Viele Börsianer haben diesen Tag mit Spannung erwartet. Am Donnerstag hat die EZB verkündet, dass sie am Nullzins festhält. Das umstrittene Anleihenkaufprogramm läuft weiter, wird allerdings zunächst nicht verlängert. Bei der US-Notenbank Fed und der Bank of Japan stehen in zwei Wochen weitere Sitzungen mit Zinsentscheid auf dem Programm. Nach wie vor dominiert die Geldpolitik der Notenbanken das Anlegerverhalten und vermag so die Börsen weltweit zu bewegen. Angesichts des Brexit-Votums und der anstehenden Neuwahlen in den USA gehen Börsenanalysten allerdings in diesem Monat nicht von neuen Signalen an die Märkte aus.
«Kurzfristig wird sich nicht viel am Kurs der Zentralbanken ändern, sodass wir auch erst einmal nicht mit einer Zinserhöhung rechnen können», sagt Janwillem Acket, Chefvolkswirt der Privatbank Julius Bär. Der politische Kalender sei schlicht mit zu vielen heiklen Terminen gefüllt. «Die Zentralbanken werden erst einmal zuschauen, welche neuen politischen Rahmenbedingungen gesetzt werden.» So hatte der Börsenexperte von der heutigen EZB-Entscheidung erwartet, wie auch entschieden wurde – dass die Bank am Kaufprogramm festhalten und weiterhin auch auf den massiven Aufkauf von Unternehmens-Obligationen setzen wird.
Weit vom Inflationsziel entfernt
Auch Karsten Junius, Chefvolkswirt der Bank J. Safra Sarasin, geht nicht von einer baldigen Kehrtwende der Euro-Notenbank aus. So habe diese in der Vergangenheit stets betont, ihr Kaufprogramm solange fortzusetzen, bis die Inflationsentwicklung nachhaltig in Richtung 2 Prozent ansteigt. Davon kann bislang nicht die Rede sein: Zuletzt lag die jährliche Geldentwertung bei nur 0,2 Prozent. Die Finanzmärkte gehen laut Umfragen in nächster Zeit nicht von einer deutlichen Steigerung aus. «Das spricht aus heutiger Sicht klar für eine Verlängerung des Programms über März 2017 hinaus», sagt Junius.
Wichtig sei allerdings zu klären, wie das Kaufprogramm in Zukunft gestaltet werden soll. Denn der deutschen, finnischen, portugiesischen und irischen Zentralbank gehen allmählich die verfügbaren Kaufziele aus. Die EZB solle daher bald darüber entscheiden, welche zusätzlichen Obligationen von den nationalen Notenbanken erworben werden dürften. «Am einfachsten wäre es, wenn die EZB erlauben würde, auch Obligationen mit einer Rendite zu kaufen, die niedriger ist als ihr Einlagensatz von aktuell minus 0,4 Prozent», sagt Junius.

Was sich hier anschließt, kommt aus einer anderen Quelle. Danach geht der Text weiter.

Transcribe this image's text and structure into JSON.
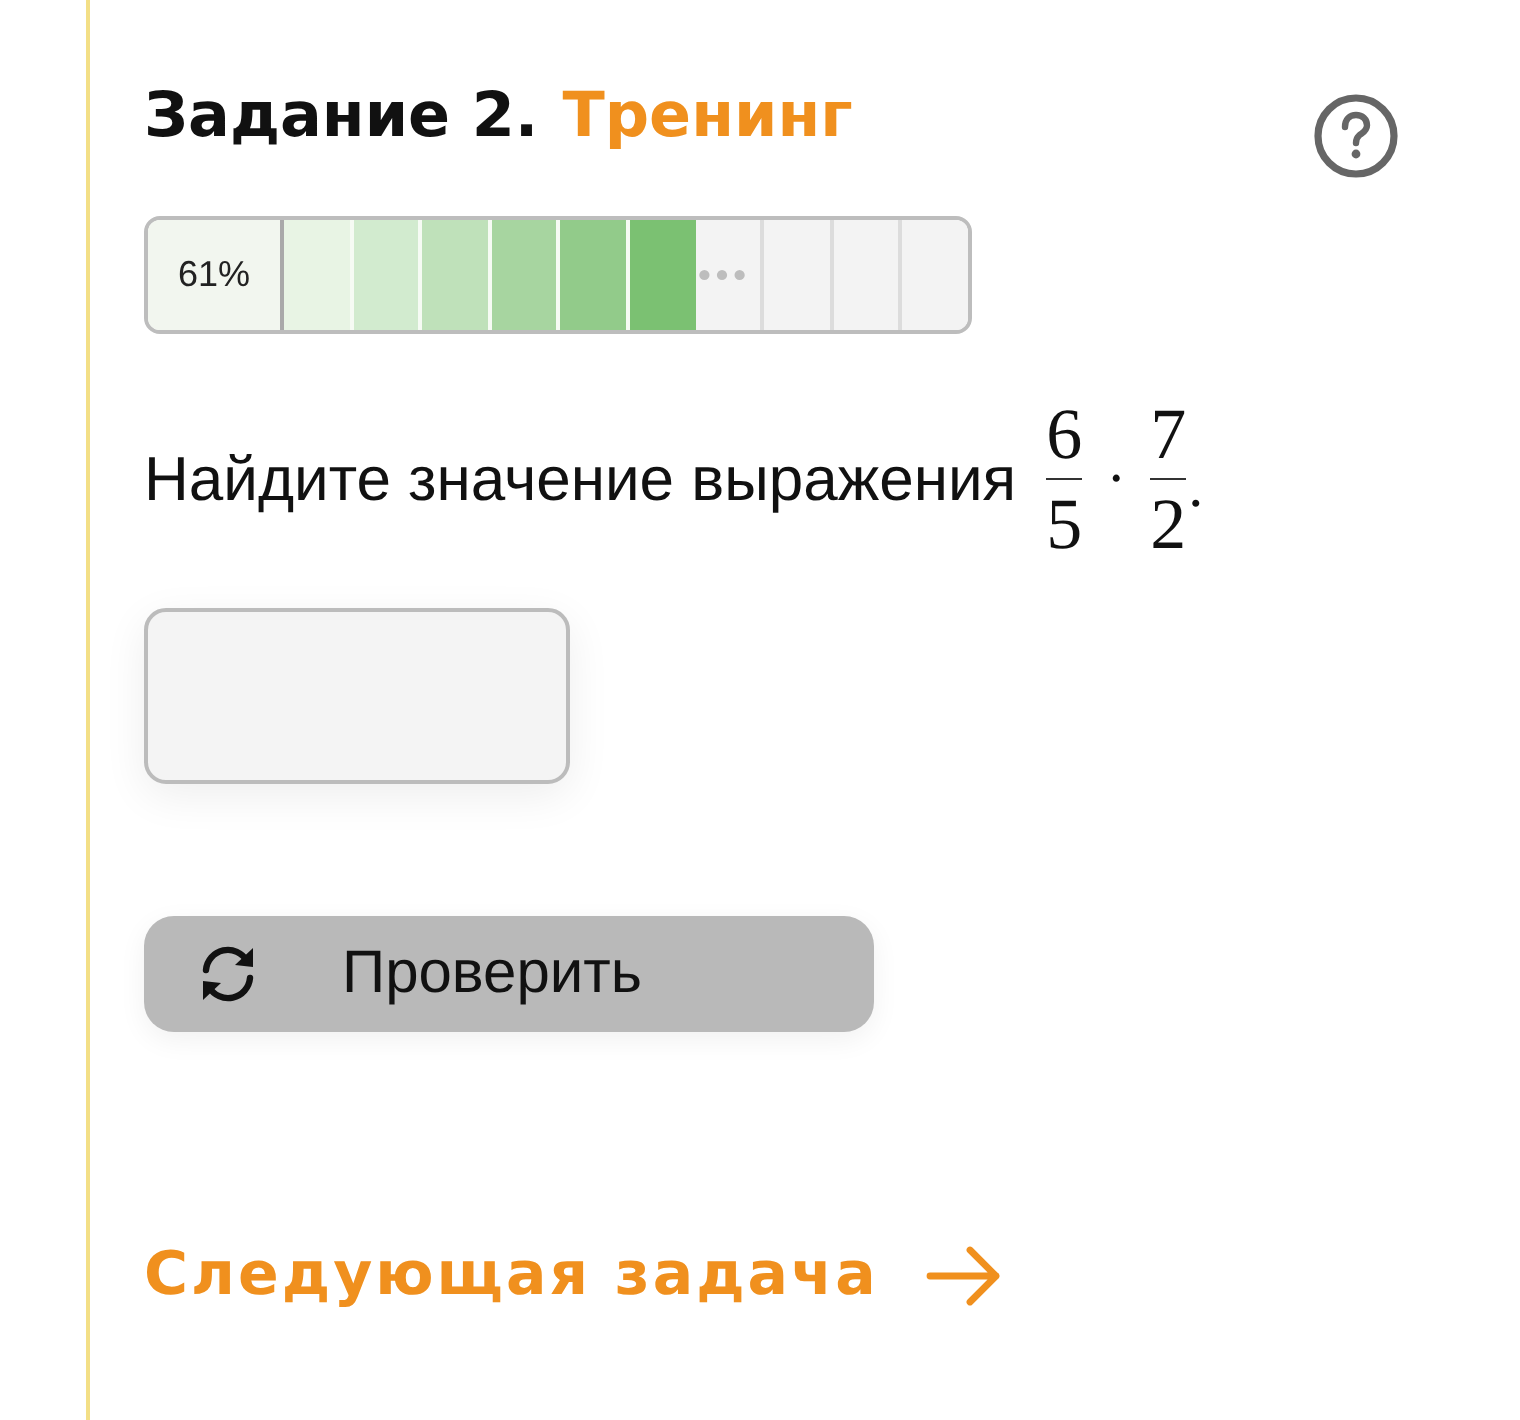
{
  "header": {
    "title": "Задание 2.",
    "mode": "Тренинг"
  },
  "progress": {
    "percent": "61%",
    "segments": [
      {
        "kind": "filled",
        "color": "#e8f4e4"
      },
      {
        "kind": "filled",
        "color": "#d2ebcf"
      },
      {
        "kind": "filled",
        "color": "#bfe1ba"
      },
      {
        "kind": "filled",
        "color": "#a7d5a0"
      },
      {
        "kind": "filled",
        "color": "#92cb8a"
      },
      {
        "kind": "filled",
        "color": "#7bc172"
      },
      {
        "kind": "more"
      },
      {
        "kind": "empty"
      },
      {
        "kind": "empty"
      },
      {
        "kind": "empty"
      }
    ]
  },
  "question": {
    "text": "Найдите значение выражения",
    "expression": [
      {
        "kind": "fraction",
        "numerator": "6",
        "denominator": "5"
      },
      {
        "kind": "operator",
        "symbol": "·"
      },
      {
        "kind": "fraction",
        "numerator": "7",
        "denominator": "2"
      },
      {
        "kind": "punct",
        "symbol": "."
      }
    ]
  },
  "check_button": {
    "label": "Проверить",
    "disabled": true
  },
  "next_link": {
    "label": "Следующая задача"
  }
}
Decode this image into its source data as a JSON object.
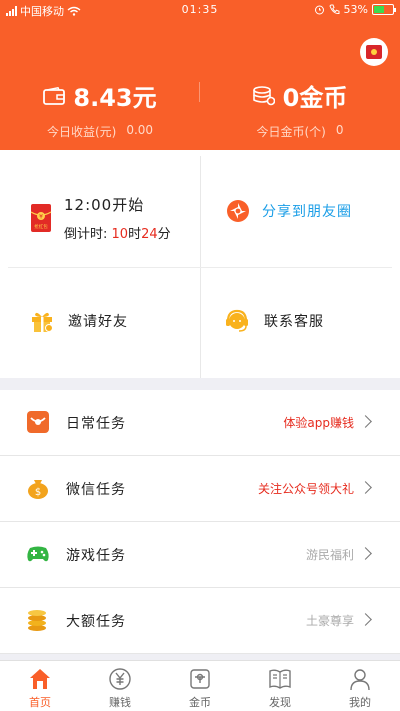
{
  "status_bar": {
    "carrier": "中国移动",
    "time": "01:35",
    "battery": "53%",
    "battery_level": 0.53
  },
  "header": {
    "balance": {
      "value": "8.43元",
      "label": "今日收益(元)",
      "today": "0.00"
    },
    "coins": {
      "value": "0金币",
      "label": "今日金币(个)",
      "today": "0"
    },
    "avatar_icon": "red-envelope-icon"
  },
  "grid": {
    "red_packet": {
      "badge": "抢红包",
      "title": "12:00开始",
      "countdown_label": "倒计时:",
      "hours": "10",
      "hour_unit": "时",
      "minutes": "24",
      "minute_unit": "分"
    },
    "share": {
      "label": "分享到朋友圈"
    },
    "invite": {
      "label": "邀请好友"
    },
    "support": {
      "label": "联系客服"
    }
  },
  "tasks": [
    {
      "name": "日常任务",
      "note": "体验app赚钱",
      "note_color": "#e62b1e",
      "icon": "daily-task-icon"
    },
    {
      "name": "微信任务",
      "note": "关注公众号领大礼",
      "note_color": "#e62b1e",
      "icon": "wechat-task-icon"
    },
    {
      "name": "游戏任务",
      "note": "游民福利",
      "note_color": "#aaaaaa",
      "icon": "game-task-icon"
    },
    {
      "name": "大额任务",
      "note": "土豪尊享",
      "note_color": "#aaaaaa",
      "icon": "big-task-icon"
    }
  ],
  "tabbar": [
    {
      "label": "首页",
      "active": true
    },
    {
      "label": "赚钱",
      "active": false
    },
    {
      "label": "金币",
      "active": false
    },
    {
      "label": "发现",
      "active": false
    },
    {
      "label": "我的",
      "active": false
    }
  ],
  "colors": {
    "brand": "#f95f29",
    "share_blue": "#1b9ee7",
    "highlight_red": "#e62b1e",
    "muted": "#aaaaaa"
  }
}
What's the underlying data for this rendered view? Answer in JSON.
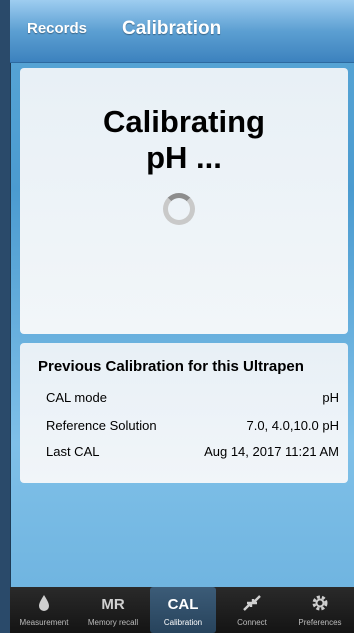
{
  "nav": {
    "back_label": "Records",
    "title": "Calibration"
  },
  "status": {
    "line1": "Calibrating",
    "line2": "pH ..."
  },
  "previous": {
    "title": "Previous Calibration for this Ultrapen",
    "rows": [
      {
        "label": "CAL mode",
        "value": "pH"
      },
      {
        "label": "Reference Solution",
        "value": "7.0, 4.0,10.0 pH"
      },
      {
        "label": "Last CAL",
        "value": "Aug 14, 2017  11:21 AM"
      }
    ]
  },
  "tabs": [
    {
      "label": "Measurement",
      "glyph": "",
      "icon": "drop-icon"
    },
    {
      "label": "Memory recall",
      "glyph": "MR",
      "icon": ""
    },
    {
      "label": "Calibration",
      "glyph": "CAL",
      "icon": "",
      "selected": true
    },
    {
      "label": "Connect",
      "glyph": "",
      "icon": "connect-arrows-icon"
    },
    {
      "label": "Preferences",
      "glyph": "",
      "icon": "gear-icon"
    }
  ]
}
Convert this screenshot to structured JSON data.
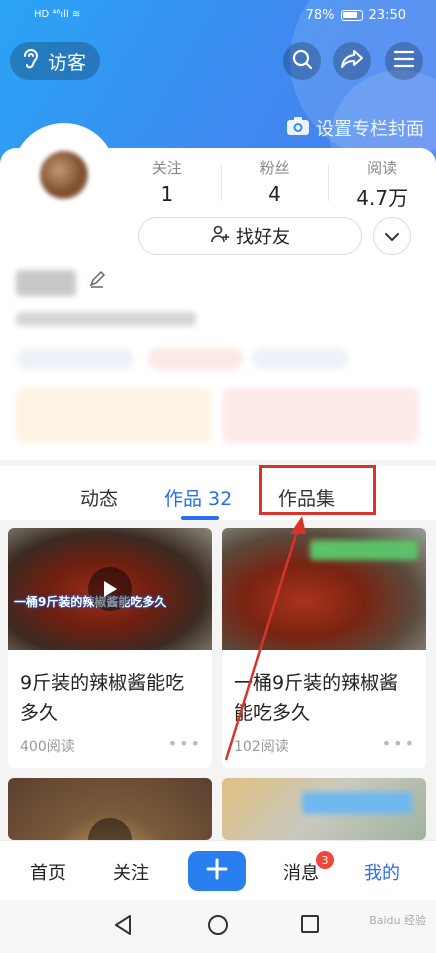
{
  "statusbar": {
    "left": "HD ⁴⁶ıll ≋",
    "battery": "78%",
    "time": "23:50"
  },
  "header": {
    "visitor_label": "访客",
    "cover_label": "设置专栏封面"
  },
  "stats": [
    {
      "label": "关注",
      "value": "1"
    },
    {
      "label": "粉丝",
      "value": "4"
    },
    {
      "label": "阅读",
      "value": "4.7万"
    }
  ],
  "profile": {
    "find_friends_label": "找好友"
  },
  "tabs": [
    {
      "label": "动态"
    },
    {
      "label": "作品 32"
    },
    {
      "label": "作品集"
    }
  ],
  "posts": [
    {
      "title": "9斤装的辣椒酱能吃多久",
      "reads": "400阅读",
      "thumb_caption": "一桶9斤装的辣椒酱能吃多久",
      "dots": "•••"
    },
    {
      "title": "一桶9斤装的辣椒酱能吃多久",
      "reads": "102阅读",
      "dots": "•••"
    }
  ],
  "bottom_nav": {
    "home": "首页",
    "follow": "关注",
    "messages": "消息",
    "messages_badge": "3",
    "mine": "我的"
  },
  "watermark": "Baidu 经验",
  "colors": {
    "accent": "#2a6df0",
    "header": "#3d8bf0",
    "highlight": "#d9342b",
    "badge": "#f0473c"
  }
}
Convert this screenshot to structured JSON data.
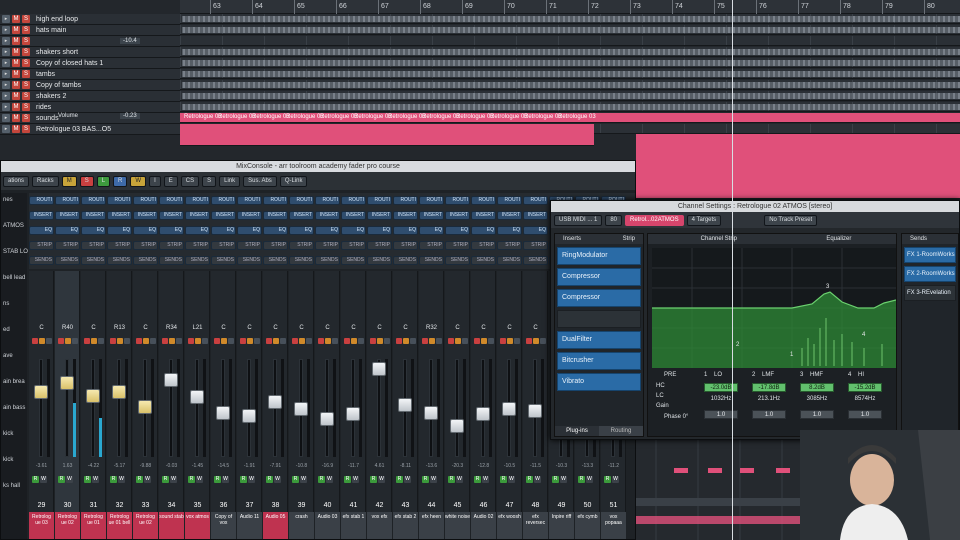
{
  "arrange": {
    "ruler_numbers": [
      "63",
      "64",
      "65",
      "66",
      "67",
      "68",
      "69",
      "70",
      "71",
      "72",
      "73",
      "74",
      "75",
      "76",
      "77",
      "78",
      "79",
      "80"
    ],
    "tracks": [
      {
        "name": "high end loop",
        "content": true
      },
      {
        "name": "hats main",
        "content": true
      },
      {
        "name": "",
        "content": false
      },
      {
        "name": "shakers short",
        "content": true
      },
      {
        "name": "Copy of closed hats 1",
        "content": true
      },
      {
        "name": "tambs",
        "content": true
      },
      {
        "name": "Copy of tambs",
        "content": true
      },
      {
        "name": "shakers 2",
        "content": true
      },
      {
        "name": "rides",
        "content": true
      },
      {
        "name": "sounds",
        "content": false
      },
      {
        "name": "Retrologue 03 BAS...O5",
        "content": false
      }
    ],
    "track_value_1": "-10.4",
    "track_value_2": "-0.23",
    "volume_label": "Volume",
    "part_label": "Retrologue 03"
  },
  "mixconsole": {
    "title": "MixConsole - arr toolroom academy fader pro course",
    "toolbar": [
      "ations",
      "Racks",
      "M",
      "S",
      "L",
      "R",
      "W",
      "I",
      "E",
      "CS",
      "S",
      "Link",
      "Sus. Abs",
      "Q-Link"
    ],
    "rack_rows": [
      "ROUTI",
      "INSERT",
      "EQ",
      "STRIP",
      "SENDS"
    ],
    "left_labels": [
      "nes",
      "ATMOS",
      "STAB LO",
      "bell lead",
      "ns",
      "ed",
      "ave",
      "ain brea",
      "ain bass",
      "kick",
      "kick",
      "ks hall"
    ],
    "strips": [
      {
        "label": "C",
        "num": "29",
        "name": "Retrolog ue 03",
        "val": "-3.61",
        "fader": 0.3,
        "meter": 0,
        "sel": false
      },
      {
        "label": "R40",
        "num": "30",
        "name": "Retrolog ue 02",
        "val": "1.63",
        "fader": 0.2,
        "meter": 0.55,
        "sel": true
      },
      {
        "label": "C",
        "num": "31",
        "name": "Retrolog ue 01",
        "val": "-4.22",
        "fader": 0.35,
        "meter": 0.4,
        "sel": false
      },
      {
        "label": "R13",
        "num": "32",
        "name": "Retrolog ue 01 bell",
        "val": "-5.17",
        "fader": 0.3,
        "meter": 0,
        "sel": false
      },
      {
        "label": "C",
        "num": "33",
        "name": "Retrolog ue 02",
        "val": "-9.88",
        "fader": 0.48,
        "meter": 0,
        "sel": false
      },
      {
        "label": "R34",
        "num": "34",
        "name": "sound stab",
        "val": "-0.03",
        "fader": 0.16,
        "meter": 0,
        "sel": false
      },
      {
        "label": "L21",
        "num": "35",
        "name": "vox atmos",
        "val": "-1.45",
        "fader": 0.36,
        "meter": 0,
        "sel": false
      },
      {
        "label": "C",
        "num": "36",
        "name": "Copy of vox",
        "val": "-14.5",
        "fader": 0.55,
        "meter": 0,
        "sel": false
      },
      {
        "label": "C",
        "num": "37",
        "name": "Audio 11",
        "val": "-1.91",
        "fader": 0.58,
        "meter": 0,
        "sel": false
      },
      {
        "label": "C",
        "num": "38",
        "name": "Audio 05",
        "val": "-7.91",
        "fader": 0.42,
        "meter": 0,
        "sel": false
      },
      {
        "label": "C",
        "num": "39",
        "name": "crash",
        "val": "-10.8",
        "fader": 0.5,
        "meter": 0,
        "sel": false
      },
      {
        "label": "C",
        "num": "40",
        "name": "Audio 03",
        "val": "-16.9",
        "fader": 0.62,
        "meter": 0,
        "sel": false
      },
      {
        "label": "C",
        "num": "41",
        "name": "efx stab 1",
        "val": "-11.7",
        "fader": 0.56,
        "meter": 0,
        "sel": false
      },
      {
        "label": "C",
        "num": "42",
        "name": "vox efx",
        "val": "4.61",
        "fader": 0.04,
        "meter": 0,
        "sel": false
      },
      {
        "label": "C",
        "num": "43",
        "name": "efx stab 2",
        "val": "-8.11",
        "fader": 0.45,
        "meter": 0,
        "sel": false
      },
      {
        "label": "R32",
        "num": "44",
        "name": "efx heen",
        "val": "-13.6",
        "fader": 0.55,
        "meter": 0,
        "sel": false
      },
      {
        "label": "C",
        "num": "45",
        "name": "white noise",
        "val": "-20.3",
        "fader": 0.7,
        "meter": 0,
        "sel": false
      },
      {
        "label": "C",
        "num": "46",
        "name": "Audio 02",
        "val": "-12.8",
        "fader": 0.56,
        "meter": 0,
        "sel": false
      },
      {
        "label": "C",
        "num": "47",
        "name": "efx woosh",
        "val": "-10.5",
        "fader": 0.5,
        "meter": 0,
        "sel": false
      },
      {
        "label": "C",
        "num": "48",
        "name": "efx reversec",
        "val": "-11.5",
        "fader": 0.52,
        "meter": 0,
        "sel": false
      },
      {
        "label": "C",
        "num": "49",
        "name": "Inpire riff",
        "val": "-10.3",
        "fader": 0.5,
        "meter": 0,
        "sel": false
      },
      {
        "label": "C",
        "num": "50",
        "name": "efx cymb",
        "val": "-13.3",
        "fader": 0.55,
        "meter": 0,
        "sel": false
      },
      {
        "label": "C",
        "num": "51",
        "name": "vox popaaa",
        "val": "-11.2",
        "fader": 0.52,
        "meter": 0,
        "sel": false
      }
    ]
  },
  "channel_settings": {
    "title": "Channel Settings : Retrologue 02 ATMOS [stereo]",
    "input": "USB MIDI ... 1",
    "channel_num": "80",
    "channel_name": "Retrol...02ATMOS",
    "targets": "4 Targets",
    "preset": "No Track Preset",
    "sections": {
      "inserts": "Inserts",
      "strip": "Strip",
      "channel_strip": "Channel Strip",
      "equalizer": "Equalizer",
      "sends": "Sends"
    },
    "inserts": [
      "RingModulator",
      "Compressor",
      "Compressor",
      "",
      "DualFilter",
      "Bitcrusher",
      "Vibrato"
    ],
    "tabs": {
      "plugins": "Plug-ins",
      "routing": "Routing"
    },
    "eq": {
      "pre": "PRE",
      "bands": [
        {
          "num": "1",
          "name": "LO",
          "gain": "-23.0dB",
          "freq": "1032Hz",
          "q": "1.0"
        },
        {
          "num": "2",
          "name": "LMF",
          "gain": "-17.8dB",
          "freq": "213.1Hz",
          "q": "1.0"
        },
        {
          "num": "3",
          "name": "HMF",
          "gain": "8.2dB",
          "freq": "3085Hz",
          "q": "1.0"
        },
        {
          "num": "4",
          "name": "HI",
          "gain": "-15.2dB",
          "freq": "8574Hz",
          "q": "1.0"
        }
      ],
      "hc": "HC",
      "lc": "LC",
      "gain_label": "Gain",
      "phase": "Phase 0°",
      "graph_labels": [
        "3",
        "2",
        "4",
        "1"
      ]
    },
    "sends": [
      "FX 1-RoomWorks",
      "FX 2-RoomWorks",
      "FX 3-REvelation"
    ]
  },
  "colors": {
    "accent_pink": "#e0507a",
    "insert_blue": "#2a6ba6",
    "eq_green": "#3bb04a"
  }
}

Für die Schweiz würde das bedeuten, dass die Zinsdifferenz von Euro- und Franken-Obligationen noch weiter schrumpft – vor allem bei mittleren Laufzeiten. «Das könnte neuen Aufwärtsdruck auf den Franken ausüben. Dann wären entweder höhere Devisenmarktinterventionen der Schweizerischen Nationalbank nötig. Oder sie müsste die Zinsen weiter senken, zum Beispiel auf minus ein Prozent», prognostiziert Junius.
Festhalten am Negativzins
Von Seiten der US-Notenbank Fed kann laut Experten frühestens Mitte Dezember mit einer Zinserhöhung gerechnet werden, vielleicht sogar erst im März 2017. Auch die Japaner werden laut Acket voraussichtlich weiter am Negativzins festhalten. Hier könnte es aber zu einer Überraschung kommen, was zusätzliche geldpolitische Massnahmen betrifft. Heisst: Möglicherweise legen auch die Japaner neue Kaufprogramme von Obligationen auf.
«Insgesamt ist die Geldpolitik der Zentralbanken gescheitert, die mit Zinssenkungen und Anleihekäufen ja nachhaltiges Wachstum auslösen wollten» sagt Acket: «Die Notenbanken haben heute kaum eine Handhabe mehr, um der drohenden Deflationierung wirksam entgegen zu wirken.» Am liebsten würden die Zentralbanken auf ihren alten Kurs zurückkehren und die Zinsen erhöhen, schätzt der Ökonom. Bloss reagierten die Marktteilnehmer schon allein auf eine solche Ankündigung wie Drogenkranke, nämlich mit Zittern, hoher Nervosität und wenig Selbstvertrauen. «In diesem Sinne ist eine Konjunktursteuerung durch die Zentralbanken über die Zinsen ausgehebelt.»